White County Sheriff  Doug Maier is echoing the advice of the county's state's attorney as it applies to the governor's stay at home Executive Order. “State's Attorney Denton Aud spoke for law enforcement in the county,” Sheriff Maier said. “I feel he made it clear that we will not enforce the Executive Order – this is not a law enforcement issue. We are more concerned with the Constitutional rights of our citizens.”

While affirming his officers won't enforce the governor's Executive Order, Sheriff Maier acknowledged that COVID-19 has had a huge impact on how his department operates. “This has been a very unique and difficult time,” Sheriff Maier said. “My staff and deputies have also been placed in a very difficult situation. I am extremely proud of them for their commitment to continue to serve and protect the people of White County, placing themselves at risk to do so.”

Maier added his officers are continuing to avoid as much contact as possible by handling many of the county's non-emergency calls over the telephone. However, Maier added that in the majority of the calls, his deputies still respond in person.
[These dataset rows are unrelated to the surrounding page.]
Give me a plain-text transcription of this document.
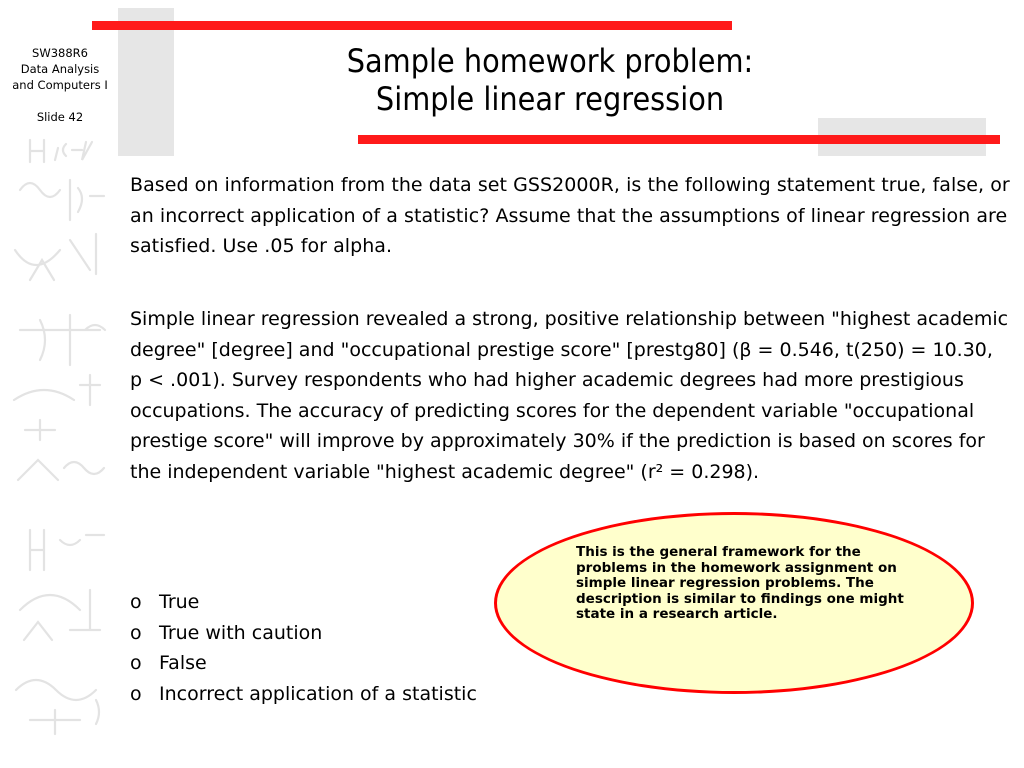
SW388R6
Data Analysis
and Computers I
Slide 42
Sample homework problem:
Simple linear regression

Based on information from the data set GSS2000R, is the following statement true, false, or an incorrect application of a statistic? Assume that the assumptions of linear regression are satisfied. Use .05 for alpha.

Simple linear regression revealed a strong, positive relationship between "highest academic degree" [degree] and "occupational prestige score" [prestg80] (β = 0.546, t(250) = 10.30, p < .001). Survey respondents who had higher academic degrees had more prestigious occupations. The accuracy of predicting scores for the dependent variable "occupational prestige score" will improve by approximately 30% if the prediction is based on scores for the independent variable "highest academic degree" (r² = 0.298).

o True
o True with caution
o False
o Incorrect application of a statistic
This is the general framework for the problems in the homework assignment on simple linear regression problems. The description is similar to findings one might state in a research article.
Sheriff's deputies as well as corrections officers have personal protection equipment (PPE) including masks, eye protection, gloves and hand sanitizer available if the situation requires.  “Deputies do not wear masks all the time. Only when entering an environment where the risk would warrant this.” 

COVID-19 has impacted the type of calls for service the Sheriff's Department handles. “We have seen an increase in some types of criminal activity, namely domestic violence,” Sheriff Maier said. “This is expected as people have lost jobs and are asked to stay at home as much as possible. We have seen the negative effects of the “stay at home” order. Mental health and substance abuse issues have increased.”

Currently, there have been no positive COVID-19 cases at the White County jail.  The jail at Carmi houses not only White County inmates, but also inmates from neighboring Edwards and Hamilton Counties along with a number of federal prisoners.  As of May 1, the jail census stood at 49 inmates. The number of federal prisoners housed in pretrial detention has remained the same since the COVID-19 emergency with no transport and very little movement of prisoners.

In an effort to keep the inmate population healthy, Sheriff Maier said that all prisoners are checked for symptoms when entering the jail. Temperature is taken and each inmate is asked a series of questions to determine risk of exposure to the virus. If warranted, the county's medical provider will determine a course of action, the sheriff said.

Additionally, the jail is utilizing video for court appearances for both White County and out of county inmates. The use of video teleconferencing technology has eliminated transport and movement of inmates in and out of the county jail.